Generational
Career & Income

RSUs, Bonuses, and Irregular Income for Upwardly Mobile Professionals

How to plan when your W-2 tells only part of the story.

By Generational Editorial Team11 min readLast updated April 28, 2026
Advertisement

Key takeaways

  • Base salary should cover core living costs whenever possible.
  • Windfalls fund taxes, diversification, and lump-sum goals.
  • Selling decisions involve tax, concentration, and timeline tradeoffs.
  • Create a repeatable plan before each vest or bonus cycle.
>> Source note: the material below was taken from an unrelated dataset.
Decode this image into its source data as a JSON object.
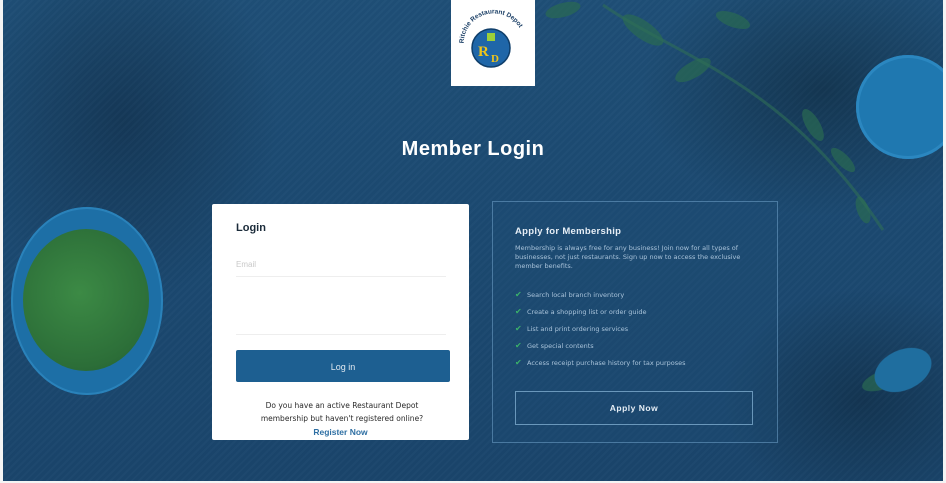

Separate steady from variable

Budget rent, food, insurance, debt, and required family support from base salary. Treat RSU vests and bonuses as variable income with a predefined allocation: taxes, retirement, debt payoff, long-term investing, and intentional splurges.

Advertisement

Set aside taxes proactively

Large vest events can spike tax liability. Withholding may not cover the full bill. Work with a CPA to estimate payments and avoid April surprises.

Manage concentration risk

Employer stock can grow quickly as a share of net worth. Diversification rules are personal and tax-sensitive. Document your approach and revisit when grants refresh or company outlook shifts.

Advertisement

Avoid lifestyle ratcheting every vest

It is tempting to upgrade living standards after each deposit. Anchor lifestyle to base pay and send a fixed percentage of variable pay to long-term goals automatically.

Coordinate with family obligations

Variable income can fund parent support or home savings without pausing retirement. Decide percentages in calm months, not in the excitement of a new grant.